Pursuant to Section 13, Article VIII of the Constitution, I certify that the conclusions in the above decision had been reached in consultation before the case was assigned to the writer of the opinion of the Court’s Division.

REYNATO S. PUNO
Chief Justice


Footnotes

1 Rollo, p. 241 – Note 1 to Balance Sheets in petitioner’s Annual Audited Financial Statement for 1996.

2 Id. at 99-102.

3 The appeal was filed before the passage of Republic Act No. 9282, elevating the rank of the Court of Tax Appeals to the level of the Court of Appeals.
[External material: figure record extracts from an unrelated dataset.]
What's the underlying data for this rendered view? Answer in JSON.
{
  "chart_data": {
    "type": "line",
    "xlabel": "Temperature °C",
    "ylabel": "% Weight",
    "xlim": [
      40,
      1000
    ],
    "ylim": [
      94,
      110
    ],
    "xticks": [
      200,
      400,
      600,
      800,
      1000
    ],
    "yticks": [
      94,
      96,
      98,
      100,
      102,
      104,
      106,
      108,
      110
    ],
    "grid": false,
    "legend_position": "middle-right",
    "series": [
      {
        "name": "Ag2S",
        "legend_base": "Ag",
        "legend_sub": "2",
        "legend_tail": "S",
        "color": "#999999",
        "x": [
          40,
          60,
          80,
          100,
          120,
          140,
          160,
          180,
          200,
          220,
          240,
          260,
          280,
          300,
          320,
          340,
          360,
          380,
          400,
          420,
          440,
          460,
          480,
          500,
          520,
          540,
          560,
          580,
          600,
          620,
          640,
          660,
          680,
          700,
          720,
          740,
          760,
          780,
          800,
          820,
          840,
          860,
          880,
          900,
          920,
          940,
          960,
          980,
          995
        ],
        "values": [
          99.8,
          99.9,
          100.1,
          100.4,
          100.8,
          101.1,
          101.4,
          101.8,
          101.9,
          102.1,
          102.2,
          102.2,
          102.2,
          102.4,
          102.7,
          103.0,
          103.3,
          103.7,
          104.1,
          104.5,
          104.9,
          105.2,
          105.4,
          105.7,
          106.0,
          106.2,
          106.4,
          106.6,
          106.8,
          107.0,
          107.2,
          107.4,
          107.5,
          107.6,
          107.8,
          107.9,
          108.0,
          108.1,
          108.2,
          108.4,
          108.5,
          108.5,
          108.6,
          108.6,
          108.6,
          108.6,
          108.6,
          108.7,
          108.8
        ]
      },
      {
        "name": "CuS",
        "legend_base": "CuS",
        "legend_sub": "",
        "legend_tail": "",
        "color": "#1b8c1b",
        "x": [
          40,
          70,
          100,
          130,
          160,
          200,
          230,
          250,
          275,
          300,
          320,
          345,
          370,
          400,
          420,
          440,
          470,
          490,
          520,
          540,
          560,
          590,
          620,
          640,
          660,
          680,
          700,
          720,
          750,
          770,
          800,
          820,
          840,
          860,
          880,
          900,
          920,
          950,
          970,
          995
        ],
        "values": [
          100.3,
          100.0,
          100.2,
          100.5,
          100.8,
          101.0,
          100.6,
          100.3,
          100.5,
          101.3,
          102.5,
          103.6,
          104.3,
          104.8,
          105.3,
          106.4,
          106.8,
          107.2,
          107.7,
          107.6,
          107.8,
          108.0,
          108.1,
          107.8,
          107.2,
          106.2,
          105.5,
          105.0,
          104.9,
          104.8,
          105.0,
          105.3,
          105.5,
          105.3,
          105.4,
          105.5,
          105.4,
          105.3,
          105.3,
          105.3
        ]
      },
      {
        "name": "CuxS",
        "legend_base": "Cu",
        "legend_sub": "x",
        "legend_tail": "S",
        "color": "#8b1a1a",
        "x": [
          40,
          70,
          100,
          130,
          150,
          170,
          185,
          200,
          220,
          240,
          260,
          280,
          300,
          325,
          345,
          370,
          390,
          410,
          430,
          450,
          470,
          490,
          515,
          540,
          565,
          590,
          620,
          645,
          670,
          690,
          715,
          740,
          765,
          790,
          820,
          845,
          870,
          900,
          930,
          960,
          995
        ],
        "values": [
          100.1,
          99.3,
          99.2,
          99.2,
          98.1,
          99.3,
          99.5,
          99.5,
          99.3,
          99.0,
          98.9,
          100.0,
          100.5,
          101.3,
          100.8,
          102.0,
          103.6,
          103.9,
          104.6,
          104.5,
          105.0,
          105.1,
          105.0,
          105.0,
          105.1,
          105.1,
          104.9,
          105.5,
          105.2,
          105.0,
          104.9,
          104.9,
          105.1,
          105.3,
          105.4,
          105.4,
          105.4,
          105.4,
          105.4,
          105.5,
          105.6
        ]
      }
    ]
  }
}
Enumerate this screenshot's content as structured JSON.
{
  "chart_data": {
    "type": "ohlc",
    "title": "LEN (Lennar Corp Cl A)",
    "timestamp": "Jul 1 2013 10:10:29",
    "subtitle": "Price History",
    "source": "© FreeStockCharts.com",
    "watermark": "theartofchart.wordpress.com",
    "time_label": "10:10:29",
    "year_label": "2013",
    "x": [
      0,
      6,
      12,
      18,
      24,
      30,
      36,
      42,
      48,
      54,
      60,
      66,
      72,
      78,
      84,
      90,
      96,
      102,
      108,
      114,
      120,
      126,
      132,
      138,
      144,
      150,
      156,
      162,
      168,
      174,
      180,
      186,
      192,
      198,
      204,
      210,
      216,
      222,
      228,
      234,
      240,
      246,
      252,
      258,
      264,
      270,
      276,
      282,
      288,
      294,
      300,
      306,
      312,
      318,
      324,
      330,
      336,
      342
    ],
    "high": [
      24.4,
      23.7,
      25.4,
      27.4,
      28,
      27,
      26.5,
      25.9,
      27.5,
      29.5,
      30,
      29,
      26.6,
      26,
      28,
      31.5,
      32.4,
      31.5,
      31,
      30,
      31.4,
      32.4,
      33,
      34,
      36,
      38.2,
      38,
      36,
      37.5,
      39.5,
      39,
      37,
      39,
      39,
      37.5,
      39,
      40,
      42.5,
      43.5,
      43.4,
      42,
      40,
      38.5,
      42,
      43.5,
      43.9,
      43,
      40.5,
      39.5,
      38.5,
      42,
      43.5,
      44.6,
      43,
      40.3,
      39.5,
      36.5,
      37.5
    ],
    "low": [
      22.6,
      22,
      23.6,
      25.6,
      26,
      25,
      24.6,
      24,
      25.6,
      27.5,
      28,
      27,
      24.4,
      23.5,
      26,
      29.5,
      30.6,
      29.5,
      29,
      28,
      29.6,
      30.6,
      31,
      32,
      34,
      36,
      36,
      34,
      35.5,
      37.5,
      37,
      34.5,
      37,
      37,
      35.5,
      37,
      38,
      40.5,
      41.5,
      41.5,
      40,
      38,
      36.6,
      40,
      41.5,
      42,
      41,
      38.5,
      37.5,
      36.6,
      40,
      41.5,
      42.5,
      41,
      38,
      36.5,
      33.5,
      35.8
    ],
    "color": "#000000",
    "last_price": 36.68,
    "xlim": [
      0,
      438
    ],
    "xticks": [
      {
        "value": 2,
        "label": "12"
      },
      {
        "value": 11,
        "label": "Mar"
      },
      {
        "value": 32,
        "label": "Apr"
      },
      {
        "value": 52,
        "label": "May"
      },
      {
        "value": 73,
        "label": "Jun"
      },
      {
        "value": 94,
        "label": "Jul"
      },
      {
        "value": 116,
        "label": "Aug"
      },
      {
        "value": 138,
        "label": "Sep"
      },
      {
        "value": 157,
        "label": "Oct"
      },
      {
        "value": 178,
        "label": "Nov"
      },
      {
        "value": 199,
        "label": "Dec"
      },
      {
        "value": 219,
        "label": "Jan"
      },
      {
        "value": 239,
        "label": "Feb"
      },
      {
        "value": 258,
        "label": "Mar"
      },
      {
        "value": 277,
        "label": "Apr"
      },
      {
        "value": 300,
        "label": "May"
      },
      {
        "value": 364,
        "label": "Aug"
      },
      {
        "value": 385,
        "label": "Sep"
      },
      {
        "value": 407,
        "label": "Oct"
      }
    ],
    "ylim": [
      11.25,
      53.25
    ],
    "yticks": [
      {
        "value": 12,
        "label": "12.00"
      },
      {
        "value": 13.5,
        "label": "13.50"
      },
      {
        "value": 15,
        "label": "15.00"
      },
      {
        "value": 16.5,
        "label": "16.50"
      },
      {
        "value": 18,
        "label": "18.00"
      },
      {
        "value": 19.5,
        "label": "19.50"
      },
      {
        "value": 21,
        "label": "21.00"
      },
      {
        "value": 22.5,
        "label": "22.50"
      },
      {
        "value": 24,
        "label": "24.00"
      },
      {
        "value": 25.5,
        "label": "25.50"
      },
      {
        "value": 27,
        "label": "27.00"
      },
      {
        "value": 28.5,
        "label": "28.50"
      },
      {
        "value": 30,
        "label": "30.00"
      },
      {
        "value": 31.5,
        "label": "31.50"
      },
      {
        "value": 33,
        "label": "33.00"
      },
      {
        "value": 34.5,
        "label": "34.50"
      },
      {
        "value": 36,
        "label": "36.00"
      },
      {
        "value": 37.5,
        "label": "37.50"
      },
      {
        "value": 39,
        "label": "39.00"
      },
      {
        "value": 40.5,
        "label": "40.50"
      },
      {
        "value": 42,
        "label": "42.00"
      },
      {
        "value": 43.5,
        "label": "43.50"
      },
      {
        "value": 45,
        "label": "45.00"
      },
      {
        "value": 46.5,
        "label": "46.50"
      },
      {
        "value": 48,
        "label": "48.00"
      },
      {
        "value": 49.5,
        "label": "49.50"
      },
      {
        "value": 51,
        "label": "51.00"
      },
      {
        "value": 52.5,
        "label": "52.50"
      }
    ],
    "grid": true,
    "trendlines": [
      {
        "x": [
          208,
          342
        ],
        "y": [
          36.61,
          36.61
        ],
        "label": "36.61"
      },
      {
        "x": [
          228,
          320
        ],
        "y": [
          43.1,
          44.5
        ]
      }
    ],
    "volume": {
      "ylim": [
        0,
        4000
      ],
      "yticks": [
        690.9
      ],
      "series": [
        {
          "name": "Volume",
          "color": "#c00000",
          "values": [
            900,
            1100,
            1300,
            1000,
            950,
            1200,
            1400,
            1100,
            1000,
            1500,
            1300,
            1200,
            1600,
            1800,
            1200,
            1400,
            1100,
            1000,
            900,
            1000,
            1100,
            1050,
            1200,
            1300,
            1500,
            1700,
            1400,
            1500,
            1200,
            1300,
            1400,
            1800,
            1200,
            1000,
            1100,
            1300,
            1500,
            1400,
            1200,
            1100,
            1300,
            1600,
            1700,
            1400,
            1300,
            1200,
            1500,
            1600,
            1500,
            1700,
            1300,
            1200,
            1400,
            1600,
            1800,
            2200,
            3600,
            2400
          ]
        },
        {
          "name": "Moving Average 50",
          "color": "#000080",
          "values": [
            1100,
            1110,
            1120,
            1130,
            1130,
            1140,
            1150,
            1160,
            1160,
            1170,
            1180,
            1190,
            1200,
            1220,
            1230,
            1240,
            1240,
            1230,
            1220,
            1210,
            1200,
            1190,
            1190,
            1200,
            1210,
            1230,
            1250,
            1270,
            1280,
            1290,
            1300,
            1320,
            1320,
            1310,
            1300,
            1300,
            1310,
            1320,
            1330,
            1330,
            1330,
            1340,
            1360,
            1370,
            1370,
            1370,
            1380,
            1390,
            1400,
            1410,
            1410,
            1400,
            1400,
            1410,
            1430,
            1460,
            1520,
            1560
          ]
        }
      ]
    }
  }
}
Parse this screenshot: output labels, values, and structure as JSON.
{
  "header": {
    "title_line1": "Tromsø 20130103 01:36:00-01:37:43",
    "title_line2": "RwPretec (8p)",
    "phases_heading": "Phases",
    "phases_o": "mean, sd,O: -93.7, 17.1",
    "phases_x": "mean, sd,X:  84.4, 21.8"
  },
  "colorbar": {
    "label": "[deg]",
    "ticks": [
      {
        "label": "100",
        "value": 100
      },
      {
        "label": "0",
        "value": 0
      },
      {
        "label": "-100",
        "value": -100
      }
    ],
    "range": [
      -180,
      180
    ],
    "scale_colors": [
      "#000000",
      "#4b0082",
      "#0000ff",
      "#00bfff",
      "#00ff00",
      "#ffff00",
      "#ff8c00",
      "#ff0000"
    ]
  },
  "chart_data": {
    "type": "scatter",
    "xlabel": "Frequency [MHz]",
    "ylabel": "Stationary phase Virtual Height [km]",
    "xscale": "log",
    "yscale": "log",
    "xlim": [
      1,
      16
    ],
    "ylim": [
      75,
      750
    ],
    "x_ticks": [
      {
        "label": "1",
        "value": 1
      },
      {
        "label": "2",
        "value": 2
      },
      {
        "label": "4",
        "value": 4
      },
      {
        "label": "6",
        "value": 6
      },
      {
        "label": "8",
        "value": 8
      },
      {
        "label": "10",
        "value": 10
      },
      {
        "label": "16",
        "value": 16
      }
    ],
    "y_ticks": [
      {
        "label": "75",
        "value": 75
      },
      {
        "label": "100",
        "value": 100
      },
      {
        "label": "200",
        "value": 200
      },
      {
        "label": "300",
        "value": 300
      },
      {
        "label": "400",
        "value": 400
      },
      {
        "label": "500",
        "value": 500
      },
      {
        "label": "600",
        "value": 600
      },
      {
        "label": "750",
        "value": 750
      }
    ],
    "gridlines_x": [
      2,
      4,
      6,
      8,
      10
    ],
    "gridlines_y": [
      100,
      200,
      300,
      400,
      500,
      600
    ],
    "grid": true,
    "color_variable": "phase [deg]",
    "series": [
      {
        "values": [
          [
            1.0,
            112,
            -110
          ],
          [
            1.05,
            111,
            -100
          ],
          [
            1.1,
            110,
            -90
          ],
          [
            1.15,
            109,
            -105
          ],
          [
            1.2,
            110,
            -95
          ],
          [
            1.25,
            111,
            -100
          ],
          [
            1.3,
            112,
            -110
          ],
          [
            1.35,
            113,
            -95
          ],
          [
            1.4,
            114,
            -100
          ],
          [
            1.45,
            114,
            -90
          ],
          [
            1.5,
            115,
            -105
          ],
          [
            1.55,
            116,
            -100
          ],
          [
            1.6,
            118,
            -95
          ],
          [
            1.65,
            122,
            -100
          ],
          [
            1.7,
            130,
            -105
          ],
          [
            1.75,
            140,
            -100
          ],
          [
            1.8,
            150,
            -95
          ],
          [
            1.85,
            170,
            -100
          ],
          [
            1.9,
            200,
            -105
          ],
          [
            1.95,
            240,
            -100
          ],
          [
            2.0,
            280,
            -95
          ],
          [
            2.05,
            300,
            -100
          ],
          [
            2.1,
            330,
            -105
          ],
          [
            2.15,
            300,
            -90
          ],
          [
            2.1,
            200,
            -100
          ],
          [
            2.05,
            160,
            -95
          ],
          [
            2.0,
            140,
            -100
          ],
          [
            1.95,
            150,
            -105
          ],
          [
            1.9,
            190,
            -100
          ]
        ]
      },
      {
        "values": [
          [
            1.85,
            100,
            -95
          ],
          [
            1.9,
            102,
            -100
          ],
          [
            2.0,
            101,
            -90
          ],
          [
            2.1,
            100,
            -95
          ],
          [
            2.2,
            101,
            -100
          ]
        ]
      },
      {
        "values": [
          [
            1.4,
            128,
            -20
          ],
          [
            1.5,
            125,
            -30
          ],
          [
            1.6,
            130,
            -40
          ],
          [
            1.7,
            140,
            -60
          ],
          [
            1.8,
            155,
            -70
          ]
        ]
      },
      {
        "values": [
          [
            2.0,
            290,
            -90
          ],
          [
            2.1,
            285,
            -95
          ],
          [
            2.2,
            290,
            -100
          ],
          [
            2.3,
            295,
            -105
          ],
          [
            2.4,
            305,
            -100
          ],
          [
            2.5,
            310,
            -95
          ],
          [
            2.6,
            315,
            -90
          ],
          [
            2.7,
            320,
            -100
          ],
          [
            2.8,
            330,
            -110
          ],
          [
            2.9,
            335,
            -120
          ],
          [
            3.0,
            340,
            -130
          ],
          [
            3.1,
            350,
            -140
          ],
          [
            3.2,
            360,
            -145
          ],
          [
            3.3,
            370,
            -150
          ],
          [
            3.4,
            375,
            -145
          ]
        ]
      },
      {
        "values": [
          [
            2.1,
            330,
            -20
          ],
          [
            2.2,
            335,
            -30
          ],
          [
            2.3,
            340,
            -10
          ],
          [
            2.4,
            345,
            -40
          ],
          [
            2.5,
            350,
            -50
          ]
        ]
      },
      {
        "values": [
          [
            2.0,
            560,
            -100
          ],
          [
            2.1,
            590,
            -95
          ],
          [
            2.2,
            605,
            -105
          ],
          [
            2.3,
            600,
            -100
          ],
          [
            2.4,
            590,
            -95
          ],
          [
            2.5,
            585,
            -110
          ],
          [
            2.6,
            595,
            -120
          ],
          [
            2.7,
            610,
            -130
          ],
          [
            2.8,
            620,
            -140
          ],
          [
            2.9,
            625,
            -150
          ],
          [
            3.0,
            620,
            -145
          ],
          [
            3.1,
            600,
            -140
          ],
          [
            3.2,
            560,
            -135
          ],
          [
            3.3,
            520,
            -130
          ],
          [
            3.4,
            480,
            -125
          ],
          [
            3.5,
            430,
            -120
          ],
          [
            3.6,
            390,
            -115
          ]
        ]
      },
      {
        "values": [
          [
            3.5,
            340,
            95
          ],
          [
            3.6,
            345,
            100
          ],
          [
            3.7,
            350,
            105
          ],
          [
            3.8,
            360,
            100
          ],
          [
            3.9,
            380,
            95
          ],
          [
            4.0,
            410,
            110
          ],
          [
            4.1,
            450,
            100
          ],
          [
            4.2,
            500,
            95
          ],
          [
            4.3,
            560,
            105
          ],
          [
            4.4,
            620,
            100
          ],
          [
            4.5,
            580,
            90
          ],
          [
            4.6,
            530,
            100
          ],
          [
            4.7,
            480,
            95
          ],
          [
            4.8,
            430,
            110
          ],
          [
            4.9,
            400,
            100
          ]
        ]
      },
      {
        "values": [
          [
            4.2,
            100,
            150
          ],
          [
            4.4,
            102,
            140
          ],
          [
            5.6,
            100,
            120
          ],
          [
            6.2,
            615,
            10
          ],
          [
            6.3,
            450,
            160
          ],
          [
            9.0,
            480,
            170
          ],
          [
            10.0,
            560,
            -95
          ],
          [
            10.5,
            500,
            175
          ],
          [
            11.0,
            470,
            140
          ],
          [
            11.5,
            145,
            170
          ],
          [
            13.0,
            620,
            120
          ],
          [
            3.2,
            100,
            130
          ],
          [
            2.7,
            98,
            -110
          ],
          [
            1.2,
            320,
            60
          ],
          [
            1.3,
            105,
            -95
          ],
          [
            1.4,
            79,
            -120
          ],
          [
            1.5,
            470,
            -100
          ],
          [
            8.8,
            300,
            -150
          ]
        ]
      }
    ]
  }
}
4 Now Section 34 (F) Depreciation. –

(1) General Rule – There shall be allowed as depreciation deduction a reasonable allowance for the exhaustion, wear and tear (including reasonable allowance for obsolescence) of property used in the trade or business. In the case of property held by one person for life with remainder to another person, the deduction shall be computed as if the life tenant were the absolute owner of the property and shall be allowed to the life tenant. In case of property held in trust, the allowable deduction shall be apportioned between the income beneficiaries and the trustees in accordance with the pertinent provisions of the instrument creating the trust, or in the absence of such provisions, on the basis of the trust income allowable to each. x x x x

5 Philippine Phosphate Fertilizer v. Commissioner of Internal Revenue, G.R. No. 141973, June 28, 2005, 461 SCRA 369, 381.

6 Commissioner of Internal Revenue v. Manila Mining Corporation, G.R. No. 153204, August 31, 2005, 468 SCRA 571, 588-589.

7 Commissioner of Internal Revenue v. Cebu Toyo Corp., G.R. No. 149073, February 16, 2005, 451 SCRA 447.